Die etwas verrückte Idee zu einem Unterwasser-Restaurant hatte einst die Hoteliersfamilie Ubostad aus Lygndal, was etwa 20 Autominuten entfernt liegt. Denn die kaufte 2013 ein Hotel am Hafen des kleinen Ortes Måly und wollten dieses durch ein kleines Unterwasser-Restaurant etwas aufwerten. Als jedoch das weltberühmte Architekturbüro Snøhetta aus Oslo mit dem Entwurf betraut wurde, entwickelte sich eine gewisse Dynamik: Snøhetta, so die Eigentümer, haben daraus in jeder Hinsicht eine große Sache gemacht. Die weltweit aktiven Architekten haben nicht nur den spektakulären Entwurf und einen guten Teil des Konzeptes geliefert, sondern zur Eröffnung dank ihres professionellen Netzwerkes auch für eine globale PR-Kampagne gesorgt, die dem Under einen fulminanten Start ermöglicht hat: Vor Covid kamen fast die Hälfte aller Gäste aus der ganzen Welt.

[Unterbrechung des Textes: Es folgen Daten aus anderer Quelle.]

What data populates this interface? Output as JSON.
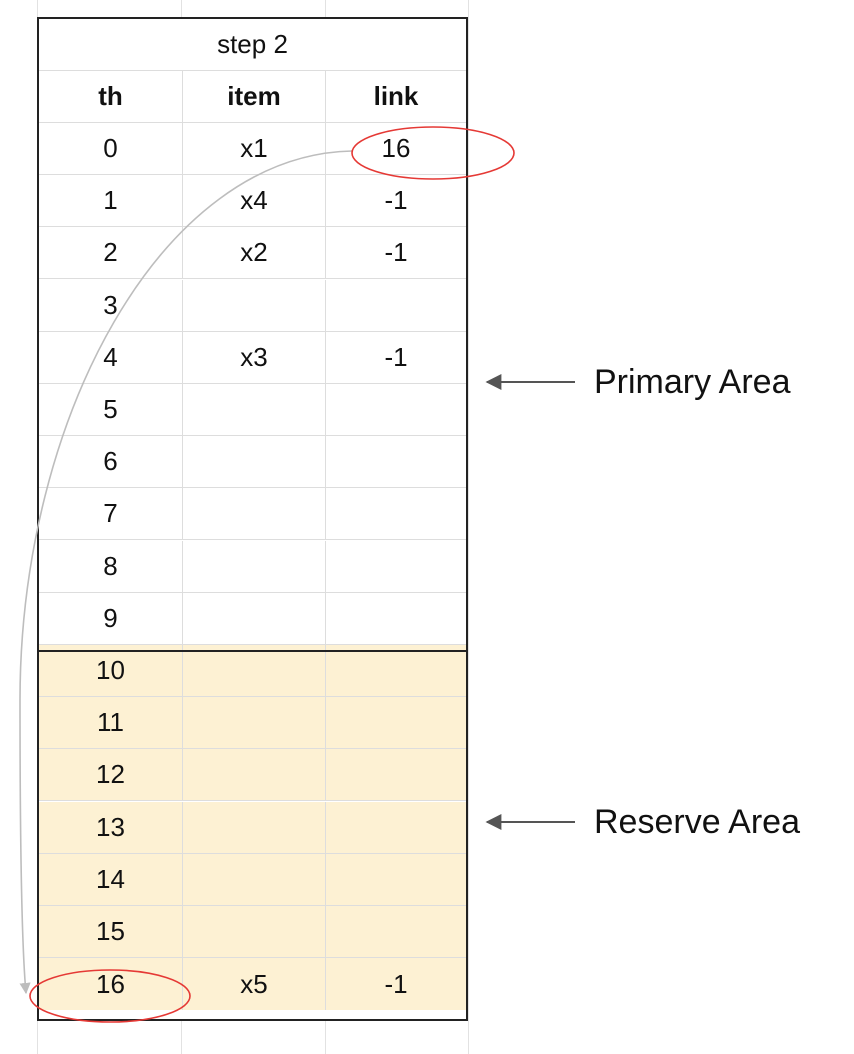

So, wie der etwas ältere japanische Gentleman, von dem mein Taxifahrer gerne erzählt. Der Japaner habe sich mit seinem Privatjet zum etwa eineinhalb Stunden entfernten Kristiansand fliegen lassen, sich dort vom Taxifahrer abholen und zum Under fahren lassen. Dort aß er vier Stunden lang, während das Taxi auf ihn wartete, um ihn anschließend zu seinem Jet zurückfahren. Mein Taxifahrer schüttelt verwundert den Kopf: »Ein beträchtlicher Aufwand für ein Abendessen alleine...« Da fällt der Preis für das Menu, begleitet von ausgesuchten Weinen, mit rund 6000 norwegische Kronen (etwa 600 Euro) ja kaum noch ins Gewicht.
Wer lieber mit dem eigenen Boot anreist, kann im Hafen von Måly festmachen und von dort die paar hundert Meter zum Under schlendern. Für Gäste, die über Land anreisen, bietet sich eine Übernachtung im komfortablen Havhotell an.